Behind the scenes there is memory allocated, a little chunk of silicium somewhere in your machine is now dedicated to the array you just newed.
When you want to "resize" your array, it is only possible to do so in place if the chunk of silicium has some free space around it. Most of the times, it is instead necessary to reserve another, bigger, chunk and copy the data that were in the first... and obviously relinquish the first (otherwise you have a memory leak).
This is done automatically by STL containers (like std::vector or std::deque), but manually when you yourself call new. Therefore, the best solution to avoid leaks is to use the Standard Library instead of trying to emulate it yourself.
int *pArray = new int; can be considered an array of size 1 and it kinda does what you want "by default".
But what if I need an array of 10 elements?
Pointers do not have any magical abilites, they just point to memory, therefore:
pArray[5] = 10; will just yield a run-time error (if you are lucky).
Therefore there is a possibility to allocate an array of needed size by calling new type[size].

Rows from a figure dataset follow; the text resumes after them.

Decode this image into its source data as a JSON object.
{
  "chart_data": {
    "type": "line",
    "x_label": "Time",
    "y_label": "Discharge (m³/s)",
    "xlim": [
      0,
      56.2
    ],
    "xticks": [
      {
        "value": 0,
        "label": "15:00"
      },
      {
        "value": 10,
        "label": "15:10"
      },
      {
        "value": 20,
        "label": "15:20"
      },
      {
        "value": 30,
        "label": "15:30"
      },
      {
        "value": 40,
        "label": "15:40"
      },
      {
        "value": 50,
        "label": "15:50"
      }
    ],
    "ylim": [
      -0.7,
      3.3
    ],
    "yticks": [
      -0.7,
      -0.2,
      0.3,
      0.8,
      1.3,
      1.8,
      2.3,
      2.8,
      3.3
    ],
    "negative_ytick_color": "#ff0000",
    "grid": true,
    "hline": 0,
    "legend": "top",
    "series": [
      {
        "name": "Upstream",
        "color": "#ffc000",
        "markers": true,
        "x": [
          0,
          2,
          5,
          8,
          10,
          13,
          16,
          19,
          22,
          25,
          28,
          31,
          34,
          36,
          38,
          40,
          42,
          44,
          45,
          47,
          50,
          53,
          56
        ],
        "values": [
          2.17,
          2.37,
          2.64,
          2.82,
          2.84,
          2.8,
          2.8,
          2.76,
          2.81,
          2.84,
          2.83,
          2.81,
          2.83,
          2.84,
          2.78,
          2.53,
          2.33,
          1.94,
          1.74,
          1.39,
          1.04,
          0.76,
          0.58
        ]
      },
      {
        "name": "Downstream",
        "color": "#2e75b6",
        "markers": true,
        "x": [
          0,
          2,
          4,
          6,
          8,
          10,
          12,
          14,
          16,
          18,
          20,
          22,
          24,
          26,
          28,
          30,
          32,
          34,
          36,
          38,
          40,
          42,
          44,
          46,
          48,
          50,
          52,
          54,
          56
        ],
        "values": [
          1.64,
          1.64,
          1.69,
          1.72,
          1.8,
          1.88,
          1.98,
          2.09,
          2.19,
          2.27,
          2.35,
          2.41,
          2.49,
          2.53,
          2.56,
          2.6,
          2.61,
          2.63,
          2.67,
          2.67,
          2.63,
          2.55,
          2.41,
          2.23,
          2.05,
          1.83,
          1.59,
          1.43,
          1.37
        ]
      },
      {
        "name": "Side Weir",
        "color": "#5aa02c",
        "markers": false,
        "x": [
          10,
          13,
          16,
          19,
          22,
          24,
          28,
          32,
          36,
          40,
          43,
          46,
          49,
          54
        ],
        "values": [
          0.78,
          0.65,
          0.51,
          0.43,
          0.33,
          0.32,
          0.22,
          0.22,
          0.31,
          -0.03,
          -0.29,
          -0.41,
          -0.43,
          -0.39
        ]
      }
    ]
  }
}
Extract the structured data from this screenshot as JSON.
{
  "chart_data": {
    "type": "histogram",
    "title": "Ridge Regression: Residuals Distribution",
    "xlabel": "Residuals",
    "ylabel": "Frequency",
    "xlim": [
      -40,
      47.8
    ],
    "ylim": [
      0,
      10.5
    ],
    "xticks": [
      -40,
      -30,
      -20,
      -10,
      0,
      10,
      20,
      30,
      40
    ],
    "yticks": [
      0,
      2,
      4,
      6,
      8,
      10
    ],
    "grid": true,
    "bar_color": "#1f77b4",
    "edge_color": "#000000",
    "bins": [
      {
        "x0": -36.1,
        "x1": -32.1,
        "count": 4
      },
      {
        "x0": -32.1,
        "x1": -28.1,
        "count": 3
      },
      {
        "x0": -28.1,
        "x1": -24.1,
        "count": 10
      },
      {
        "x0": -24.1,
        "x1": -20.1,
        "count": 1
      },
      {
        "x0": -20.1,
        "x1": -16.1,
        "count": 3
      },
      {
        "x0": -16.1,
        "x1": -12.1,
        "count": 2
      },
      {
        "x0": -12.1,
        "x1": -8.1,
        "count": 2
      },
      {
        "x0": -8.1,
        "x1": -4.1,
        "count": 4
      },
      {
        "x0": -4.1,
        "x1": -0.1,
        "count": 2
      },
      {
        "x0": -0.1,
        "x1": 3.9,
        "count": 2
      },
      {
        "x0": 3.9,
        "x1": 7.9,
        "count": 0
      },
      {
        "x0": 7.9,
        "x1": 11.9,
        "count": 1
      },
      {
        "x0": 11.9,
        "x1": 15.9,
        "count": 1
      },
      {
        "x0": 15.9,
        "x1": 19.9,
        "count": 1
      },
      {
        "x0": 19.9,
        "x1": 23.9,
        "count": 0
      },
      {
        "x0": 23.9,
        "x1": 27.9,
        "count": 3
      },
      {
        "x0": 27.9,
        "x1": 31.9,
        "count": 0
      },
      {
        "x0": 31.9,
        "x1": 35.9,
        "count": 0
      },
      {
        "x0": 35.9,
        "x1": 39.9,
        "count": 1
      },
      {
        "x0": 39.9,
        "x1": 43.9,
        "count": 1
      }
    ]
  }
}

Since container data types have dynamic size I'm assuming they allocate memory on the heap. But when/how do they free this allocated memory?
They get freed either when they go out of scope (if the container was created in the stack), or when you explicitly call delete on the container(in case of heap-based container). When this happens, the destructor of the container automatically gets called and the heap memory allocated for the container (that contains the data) are freed then.

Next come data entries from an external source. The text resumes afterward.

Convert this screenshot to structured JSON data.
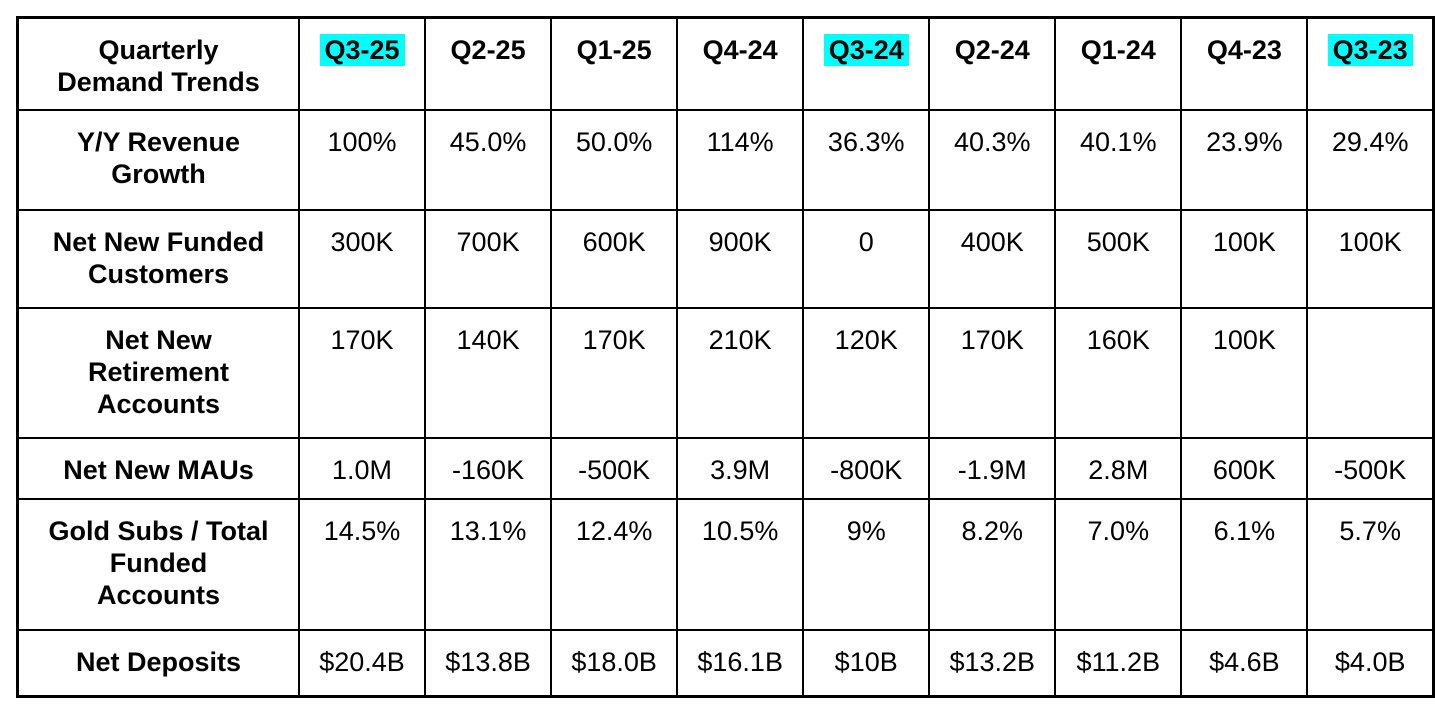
{
  "colors": {
    "highlight": "#00ffff",
    "border": "#000000",
    "text": "#000000",
    "background": "#ffffff"
  },
  "table": {
    "title": "Quarterly Demand Trends",
    "title_display": "Quarterly\nDemand Trends",
    "columns": [
      {
        "label": "Q3-25",
        "highlighted": true
      },
      {
        "label": "Q2-25",
        "highlighted": false
      },
      {
        "label": "Q1-25",
        "highlighted": false
      },
      {
        "label": "Q4-24",
        "highlighted": false
      },
      {
        "label": "Q3-24",
        "highlighted": true
      },
      {
        "label": "Q2-24",
        "highlighted": false
      },
      {
        "label": "Q1-24",
        "highlighted": false
      },
      {
        "label": "Q4-23",
        "highlighted": false
      },
      {
        "label": "Q3-23",
        "highlighted": true
      }
    ],
    "rows": [
      {
        "label": "Y/Y Revenue Growth",
        "label_display": "Y/Y Revenue\nGrowth",
        "values": [
          "100%",
          "45.0%",
          "50.0%",
          "114%",
          "36.3%",
          "40.3%",
          "40.1%",
          "23.9%",
          "29.4%"
        ]
      },
      {
        "label": "Net New Funded Customers",
        "label_display": "Net New Funded\nCustomers",
        "values": [
          "300K",
          "700K",
          "600K",
          "900K",
          "0",
          "400K",
          "500K",
          "100K",
          "100K"
        ]
      },
      {
        "label": "Net New Retirement Accounts",
        "label_display": "Net New\nRetirement\nAccounts",
        "values": [
          "170K",
          "140K",
          "170K",
          "210K",
          "120K",
          "170K",
          "160K",
          "100K",
          ""
        ]
      },
      {
        "label": "Net New MAUs",
        "label_display": "Net New MAUs",
        "values": [
          "1.0M",
          "-160K",
          "-500K",
          "3.9M",
          "-800K",
          "-1.9M",
          "2.8M",
          "600K",
          "-500K"
        ]
      },
      {
        "label": "Gold Subs / Total Funded Accounts",
        "label_display": "Gold Subs / Total\nFunded\nAccounts",
        "values": [
          "14.5%",
          "13.1%",
          "12.4%",
          "10.5%",
          "9%",
          "8.2%",
          "7.0%",
          "6.1%",
          "5.7%"
        ]
      },
      {
        "label": "Net Deposits",
        "label_display": "Net Deposits",
        "values": [
          "$20.4B",
          "$13.8B",
          "$18.0B",
          "$16.1B",
          "$10B",
          "$13.2B",
          "$11.2B",
          "$4.6B",
          "$4.0B"
        ]
      }
    ]
  },
  "chart_data": {
    "type": "table",
    "title": "Quarterly Demand Trends",
    "categories": [
      "Q3-25",
      "Q2-25",
      "Q1-25",
      "Q4-24",
      "Q3-24",
      "Q2-24",
      "Q1-24",
      "Q4-23",
      "Q3-23"
    ],
    "highlighted_columns": [
      "Q3-25",
      "Q3-24",
      "Q3-23"
    ],
    "series": [
      {
        "name": "Y/Y Revenue Growth",
        "values": [
          "100%",
          "45.0%",
          "50.0%",
          "114%",
          "36.3%",
          "40.3%",
          "40.1%",
          "23.9%",
          "29.4%"
        ]
      },
      {
        "name": "Net New Funded Customers",
        "values": [
          "300K",
          "700K",
          "600K",
          "900K",
          "0",
          "400K",
          "500K",
          "100K",
          "100K"
        ]
      },
      {
        "name": "Net New Retirement Accounts",
        "values": [
          "170K",
          "140K",
          "170K",
          "210K",
          "120K",
          "170K",
          "160K",
          "100K",
          null
        ]
      },
      {
        "name": "Net New MAUs",
        "values": [
          "1.0M",
          "-160K",
          "-500K",
          "3.9M",
          "-800K",
          "-1.9M",
          "2.8M",
          "600K",
          "-500K"
        ]
      },
      {
        "name": "Gold Subs / Total Funded Accounts",
        "values": [
          "14.5%",
          "13.1%",
          "12.4%",
          "10.5%",
          "9%",
          "8.2%",
          "7.0%",
          "6.1%",
          "5.7%"
        ]
      },
      {
        "name": "Net Deposits",
        "values": [
          "$20.4B",
          "$13.8B",
          "$18.0B",
          "$16.1B",
          "$10B",
          "$13.2B",
          "$11.2B",
          "$4.6B",
          "$4.0B"
        ]
      }
    ],
    "legend_position": "none",
    "grid": true
  }
}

Simply removing an element in the container won't necessarily free the memory right away, since STL containers generally use caching to speed things up. Remember, new/delete operations are relatively costly.
They free the memory in their destructors when they are destroyed. (And they are destroyed by having delete or delete [] called if the container itself is heap allocated, or by going out of scope if it is stack allocated)
Short answer: When you remove elements from it.
Generally it happens when you remove element from the container blow its previous growth threshold. It's an implementation detail, but usually for example a vector creates an internal array of N T's.
When you insert more than N of T's, then the vector realocates it memory and grows to some multiple of N (again - implementation detail) to store the new elements, same happens with removal - when your remove elements from your vector it shrinks whenever it reaches the previous multiple of N... until you end up with only one multiple of N, or 0 if you clear it and shrink it with
The heap memory (node storage) is deleted also when the vector object is destructed.